American studies faculty and students are documenting the GW community’s experiences during the COVID-19 pandemic as part of a project to demonstrate how the crisis shaped modern history.
Faculty and students teamed up on the project to record video interviews through Zoom with students, their families, faculty, staff and alumni to illustrate the virus’s social and political impacts on their lives. Researchers said interviews and donated materials, like photographs and drawings from GW community members, will be available on the GW Libraries’ archives for historians and researchers to use to understand life during the pandemic.
Melani McAlister, a professor of American studies and international affairs, said she initiated the project last May with funding from the American studies department and the GW Humanities Center. She said staff working on the project has conducted about 70 video interviews so far, which last around 35 minutes, with hopes to finalize the project by the end of this summer.
“We’re capturing people’s experiences of the pandemic in real-time, in a way, over the course of the year,” she said. “We’re not reinterviewing people but you have a range of different moments that we’re capturing, and as a historian I know that those kinds of oral histories that capture people in the moment can be very useful for future historians.”
She said project members have hired undergraduate students as research assistants to ask friends, relatives and peers about the pandemic in interviews.
She said researchers collaborated with the archives to index and “digitally download” the interviews to make their transcripts searchable online. She said the archives also helped develop donation forms for pictures, emails and drawings to document participants’ experiences.
McAlister said interviews focused on the subject’s quarantine experience, mental health and adjustments in work and school during the pandemic. Other major events, like the Black Lives Matter protests and the 2020 presidential election, also appeared as topics in interviews as the past year progressed, she said.
“We’ve been interviewing all year, so the interviews we did last May are very different than the interviews we did last week in terms of where people are at, what their experiences were or even the questions we ask have evolved,” she said.

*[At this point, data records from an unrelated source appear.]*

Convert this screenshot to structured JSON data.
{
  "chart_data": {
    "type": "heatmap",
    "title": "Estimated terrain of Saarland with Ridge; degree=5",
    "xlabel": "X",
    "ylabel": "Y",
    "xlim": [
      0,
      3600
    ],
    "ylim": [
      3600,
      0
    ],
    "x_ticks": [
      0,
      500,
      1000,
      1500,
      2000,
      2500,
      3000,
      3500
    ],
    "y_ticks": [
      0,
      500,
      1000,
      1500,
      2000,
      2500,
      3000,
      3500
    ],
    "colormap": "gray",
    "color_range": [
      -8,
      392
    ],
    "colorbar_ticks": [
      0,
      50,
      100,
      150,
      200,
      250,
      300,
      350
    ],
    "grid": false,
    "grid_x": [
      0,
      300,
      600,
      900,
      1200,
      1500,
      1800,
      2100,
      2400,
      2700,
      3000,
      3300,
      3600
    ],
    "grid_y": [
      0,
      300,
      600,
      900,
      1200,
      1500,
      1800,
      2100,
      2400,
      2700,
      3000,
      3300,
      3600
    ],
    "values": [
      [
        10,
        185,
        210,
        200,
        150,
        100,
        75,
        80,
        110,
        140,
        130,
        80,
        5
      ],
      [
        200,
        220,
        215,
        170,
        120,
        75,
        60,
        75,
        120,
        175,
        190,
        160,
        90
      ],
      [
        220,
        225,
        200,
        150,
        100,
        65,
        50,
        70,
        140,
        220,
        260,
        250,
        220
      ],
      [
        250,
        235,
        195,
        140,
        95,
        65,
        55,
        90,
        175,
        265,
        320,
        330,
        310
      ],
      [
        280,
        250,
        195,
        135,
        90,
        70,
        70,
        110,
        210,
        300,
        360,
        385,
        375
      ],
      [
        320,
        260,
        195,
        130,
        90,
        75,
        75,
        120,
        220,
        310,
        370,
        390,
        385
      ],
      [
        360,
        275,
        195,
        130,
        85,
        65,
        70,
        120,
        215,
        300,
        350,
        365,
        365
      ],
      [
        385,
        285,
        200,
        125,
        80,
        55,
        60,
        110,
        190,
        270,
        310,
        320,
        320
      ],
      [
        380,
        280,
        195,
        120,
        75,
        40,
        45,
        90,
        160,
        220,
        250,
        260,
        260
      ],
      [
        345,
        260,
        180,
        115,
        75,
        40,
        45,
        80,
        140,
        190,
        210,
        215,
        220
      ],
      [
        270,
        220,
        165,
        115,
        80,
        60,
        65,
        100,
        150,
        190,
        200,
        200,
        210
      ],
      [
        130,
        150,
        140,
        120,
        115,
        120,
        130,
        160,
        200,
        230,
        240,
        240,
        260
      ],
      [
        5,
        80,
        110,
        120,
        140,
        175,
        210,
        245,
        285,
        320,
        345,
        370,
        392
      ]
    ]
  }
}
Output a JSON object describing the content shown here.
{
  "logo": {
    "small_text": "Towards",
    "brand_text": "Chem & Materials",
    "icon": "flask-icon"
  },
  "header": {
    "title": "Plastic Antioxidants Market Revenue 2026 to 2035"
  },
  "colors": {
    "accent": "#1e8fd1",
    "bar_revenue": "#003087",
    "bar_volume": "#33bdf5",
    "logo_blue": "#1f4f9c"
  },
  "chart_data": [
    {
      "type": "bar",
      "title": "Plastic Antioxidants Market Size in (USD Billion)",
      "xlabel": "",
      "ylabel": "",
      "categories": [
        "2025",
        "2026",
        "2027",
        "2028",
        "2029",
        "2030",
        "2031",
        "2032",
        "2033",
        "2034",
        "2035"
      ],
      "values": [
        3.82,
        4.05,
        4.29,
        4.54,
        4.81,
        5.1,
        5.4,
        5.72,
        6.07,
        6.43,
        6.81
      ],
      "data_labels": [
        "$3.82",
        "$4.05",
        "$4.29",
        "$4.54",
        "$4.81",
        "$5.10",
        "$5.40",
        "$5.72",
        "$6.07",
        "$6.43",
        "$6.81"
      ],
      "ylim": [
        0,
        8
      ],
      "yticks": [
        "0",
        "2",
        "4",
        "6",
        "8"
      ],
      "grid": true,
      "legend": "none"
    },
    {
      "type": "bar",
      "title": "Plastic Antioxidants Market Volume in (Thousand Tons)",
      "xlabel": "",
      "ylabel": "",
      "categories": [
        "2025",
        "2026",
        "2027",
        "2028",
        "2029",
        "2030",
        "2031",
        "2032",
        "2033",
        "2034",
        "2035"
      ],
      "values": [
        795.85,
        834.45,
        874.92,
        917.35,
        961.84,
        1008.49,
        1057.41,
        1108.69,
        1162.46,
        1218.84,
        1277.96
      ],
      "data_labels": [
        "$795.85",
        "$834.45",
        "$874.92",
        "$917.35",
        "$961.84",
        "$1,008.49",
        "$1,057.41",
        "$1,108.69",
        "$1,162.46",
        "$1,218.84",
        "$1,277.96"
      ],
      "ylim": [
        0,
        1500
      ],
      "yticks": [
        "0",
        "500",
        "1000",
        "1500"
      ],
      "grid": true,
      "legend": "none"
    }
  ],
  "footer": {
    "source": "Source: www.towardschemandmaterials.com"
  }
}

McAlister said the project offers students an opportunity to serve as “knowledge producers” for historians, providing historical documents accessible to future generations. She added that the interviews have allowed subjects an opportunity to process the emotions they experienced over the past year.
“One of the students in my class just told me that she was interviewing her friend about her experience and she said, ‘Thank you for helping me get my assignment done and doing this interview,’” McAlister said. “And her friend said ‘Oh no, thank you. This is the first time I’ve really been able to think back and assess what this has meant.’”
McAlister said the project lacks the resources and funding to finish, but she recently applied for a grant from the D.C. Humanities Council to extend the project into the summer. She said the funding would allow her to hire GW staff to collect more interviews with other University community members.
“We’ve gotten quite a few interviews but there are quite a few people at GW, so there’s a lot of stories that we would still like to capture,” she said.
Kim Probolus, a professorial lecturer in American studies, said her interview subjects expressed a “real concern” for various social justice movements like the BLM movement, which have received national attention during the pandemic.
“There’s a real recognition that the pandemic is bringing out existing inequalities, particularly those related to race, and students from really diverse backgrounds are grappling with this,” she said.
Probolus said she asked some of her students to submit photos and interviews to the project and even received a podcast and a recording of one of her student’s Zoom classes.
“I was proud of the way that students were actually thinking about, for future historians, how best to record the present so that historians in the future would be able to write a history of this unique time,” she said.
Brigette Kamsler, the University archivist, said the archives provided the oral history and “donation agreements” necessary for the interviewers and interviewees to understand how researchers would use the conversations.
“We are living history every day, and the first-hand accounts being documented via the oral histories will be able to show the experience to future researchers,” Kamsler said in an email.
She said faculty and students involved with the project have completed one semester of interviews and have submitted the necessary paperwork to transfer the project to the archives.
“It was a great opportunity to team up – the University Archives was already doing some outreach via our survey to the students, and Professor McAlister’s class took it further with the oral history interviews,” she said.
Sneeha Bose, a senior majoring in American studies and a research assistant for the project, said recording the GW community’s experiences has brought students, faculty and staff closer together after departing campus so quickly last March. She said she helped conduct video interviews and contributed her own pandemic experience through an interview.
“When campus shut down, everyone sort of separated and the community fractured,” Bose said. “But here within this archive, we have this cohesive narrative bringing together the stories of the GW community.”
She said documenting these stories is “essential” so future generations can see what life was like and how it changed over the past year. She said the project is an opportunity to learn about personal hardships during a pandemic and “GW’s own history in the moment.”
“There’s this release in being reflective about what people are going through and what has happened in the past year and actually thinking about it instead of just trying to get through it,” Bose said. “That sort of reflection remains important both for our own psyches as well as thinking about it in a greater social context.”